U.S Department of Homeland Security issues alert on hospital ransomware attacks

In the wake of recent ransomware attacks on hospitals, the Department of Homeland Security’s Computer Emergency Readiness Team (US-CERT) issued an alert regarding ransomware and recent variants. The alert notes that already this year, destructive ransomware variants, such as Locky and Samas, have infected computers belonging to health care facilities and hospitals. US-CERT states that the alert is “to provide further information on ransomware, specifically its main characteristics, its prevalence, variants that may be proliferating, and how users can prevent and mitigate against ransomware.”

The alert further describes the nature of ransomware and the proliferation of variants, noting that due to the lucrative success of ransomware attacks, more sophisticated variants have emerged since 2012. Specifically, in early 2016, a destructive ransomware variant, Locky, has been observed infecting computers belonging to health care facilities and hospitals in the United States, New Zealand and Germany. The alert cautions that this ransomware “…propagates through spam emails that include malicious Microsoft Office documents or compressed attachments (e.g., .rar, .zip)…[and the]…malicious attachments contain macros or JavaScript files to download Ransomware-Locky files.”

Information is also provided regarding CryptoLocker, a variant that typically causes a user to become infected by opening a malicious attachment from an email. The alert notes that the malicious attachment contains Upatre, which is a downloader that infects the user with CryptoLocker as well as GameOver Zeus, a trojan that steals data. CryptoLocker, the alert warns, “encrypts files on the infected system, and requests that a ransom be paid.”

While reports have indicated that some hospitals have paid the ransom at a relatively low amount to regain access to their data, US-CERT cautions: “Paying the ransom does not guarantee the encrypted files will be released; it only guarantees that the malicious actors receive the victim’s money, and in some cases, their banking information. In addition, decrypting files does not mean the malware infection itself has been removed.” Indeed, in this alert, US-CERT discourages organizations from paying the ransom and recommends reporting instances of fraud to the FBI at the Internet Crime Complaint Center.

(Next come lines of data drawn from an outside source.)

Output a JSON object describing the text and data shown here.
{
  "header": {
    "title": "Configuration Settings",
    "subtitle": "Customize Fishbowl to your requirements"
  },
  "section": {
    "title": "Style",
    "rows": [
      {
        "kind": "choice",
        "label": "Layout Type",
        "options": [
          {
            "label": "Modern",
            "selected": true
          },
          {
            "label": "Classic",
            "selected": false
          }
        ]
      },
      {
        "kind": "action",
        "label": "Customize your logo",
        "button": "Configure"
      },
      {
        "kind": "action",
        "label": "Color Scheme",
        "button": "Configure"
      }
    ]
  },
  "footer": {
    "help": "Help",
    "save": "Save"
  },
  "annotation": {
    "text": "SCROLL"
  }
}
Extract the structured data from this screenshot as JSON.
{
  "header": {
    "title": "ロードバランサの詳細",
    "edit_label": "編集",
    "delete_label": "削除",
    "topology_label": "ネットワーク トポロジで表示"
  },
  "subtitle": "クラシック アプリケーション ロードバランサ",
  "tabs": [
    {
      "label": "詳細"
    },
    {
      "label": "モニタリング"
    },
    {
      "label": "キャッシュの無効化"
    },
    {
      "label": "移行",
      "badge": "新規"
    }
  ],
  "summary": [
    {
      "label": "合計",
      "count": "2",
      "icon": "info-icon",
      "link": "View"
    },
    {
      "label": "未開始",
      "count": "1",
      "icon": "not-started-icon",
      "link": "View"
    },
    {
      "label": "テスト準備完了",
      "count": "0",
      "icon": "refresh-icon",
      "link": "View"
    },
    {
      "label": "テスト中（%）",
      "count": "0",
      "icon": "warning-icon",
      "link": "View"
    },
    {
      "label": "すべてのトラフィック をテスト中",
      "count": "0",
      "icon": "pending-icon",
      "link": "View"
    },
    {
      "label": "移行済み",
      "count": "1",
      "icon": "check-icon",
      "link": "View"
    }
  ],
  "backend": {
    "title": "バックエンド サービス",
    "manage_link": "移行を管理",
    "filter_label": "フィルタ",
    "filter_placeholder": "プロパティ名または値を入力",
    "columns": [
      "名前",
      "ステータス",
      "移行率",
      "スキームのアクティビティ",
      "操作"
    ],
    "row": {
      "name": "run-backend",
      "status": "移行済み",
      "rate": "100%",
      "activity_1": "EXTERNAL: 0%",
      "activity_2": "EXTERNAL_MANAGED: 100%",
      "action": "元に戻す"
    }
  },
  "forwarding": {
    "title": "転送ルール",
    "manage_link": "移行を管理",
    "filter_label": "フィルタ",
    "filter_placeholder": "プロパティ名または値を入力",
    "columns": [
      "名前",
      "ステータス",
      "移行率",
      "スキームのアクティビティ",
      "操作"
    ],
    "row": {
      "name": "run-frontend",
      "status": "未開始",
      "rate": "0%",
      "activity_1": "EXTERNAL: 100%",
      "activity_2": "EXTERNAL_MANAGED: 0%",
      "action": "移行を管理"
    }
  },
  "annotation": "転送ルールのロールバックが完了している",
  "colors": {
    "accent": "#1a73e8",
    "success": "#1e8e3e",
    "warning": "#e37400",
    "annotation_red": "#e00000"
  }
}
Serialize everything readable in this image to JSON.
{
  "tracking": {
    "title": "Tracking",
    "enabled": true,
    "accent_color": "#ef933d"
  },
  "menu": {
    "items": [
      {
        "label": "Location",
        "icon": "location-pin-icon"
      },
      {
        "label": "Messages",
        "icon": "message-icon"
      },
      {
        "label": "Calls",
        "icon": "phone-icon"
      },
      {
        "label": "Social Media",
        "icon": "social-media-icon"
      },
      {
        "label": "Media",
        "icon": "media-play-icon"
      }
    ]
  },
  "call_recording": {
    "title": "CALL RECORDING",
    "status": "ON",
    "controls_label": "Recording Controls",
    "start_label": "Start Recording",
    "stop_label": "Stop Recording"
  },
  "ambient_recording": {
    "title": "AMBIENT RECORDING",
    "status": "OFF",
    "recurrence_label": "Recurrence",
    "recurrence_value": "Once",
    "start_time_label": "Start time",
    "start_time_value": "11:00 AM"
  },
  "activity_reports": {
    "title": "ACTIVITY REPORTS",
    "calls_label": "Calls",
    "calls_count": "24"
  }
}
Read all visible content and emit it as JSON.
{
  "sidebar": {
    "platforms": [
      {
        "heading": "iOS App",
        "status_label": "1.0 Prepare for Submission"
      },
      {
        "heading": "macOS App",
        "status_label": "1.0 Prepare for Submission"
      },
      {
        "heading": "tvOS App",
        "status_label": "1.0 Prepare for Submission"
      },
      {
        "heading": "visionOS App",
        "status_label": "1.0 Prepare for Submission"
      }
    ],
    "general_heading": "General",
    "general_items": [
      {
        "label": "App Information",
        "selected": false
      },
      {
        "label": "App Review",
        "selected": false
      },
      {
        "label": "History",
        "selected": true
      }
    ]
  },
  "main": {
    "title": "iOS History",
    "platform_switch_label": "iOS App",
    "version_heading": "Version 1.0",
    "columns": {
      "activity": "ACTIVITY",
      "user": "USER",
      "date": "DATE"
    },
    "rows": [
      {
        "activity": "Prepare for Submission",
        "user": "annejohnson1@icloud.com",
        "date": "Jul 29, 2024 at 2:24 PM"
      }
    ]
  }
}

US-CERT also recommends the following preventative measures for organizations to protect their systems:

• Employ a data backup and recovery plan for all critical information. Perform and test regular backups to limit the impact of data or system loss and to expedite the recovery process. Ideally, this data should be kept on a separate device, and backups should be stored offline.
• Use application whitelisting to help prevent malicious software and unapproved programs from running. Application whitelisting is one of the best security strategies as it allows only specified programs to run, while blocking all others, including malicious software.
• Keep your operating system and software up-to-date with the latest patches. Vulnerable applications and operating systems are the target of most attacks. Ensuring these are patched with the latest updates greatly reduces the number of exploitable entry points available to an attacker.
• Maintain up-to-date anti-virus software, and scan all software downloaded from the internet prior to executing.
• Restrict users’ ability (permissions) to install and run unwanted software applications, and apply the principle of “Least Privilege” to all systems and services. Restricting these privileges may prevent malware from running or limit its capability to spread through the network.
• Avoid enabling macros from email attachments. If a user opens the attachment and enables macros, embedded code will execute the malware on the machine. For enterprises or organizations, it may be best to block email messages with attachments from suspicious sources.
• Do not follow unsolicited Web links in emails.

Additional resources and links on these topics are provided in the alert.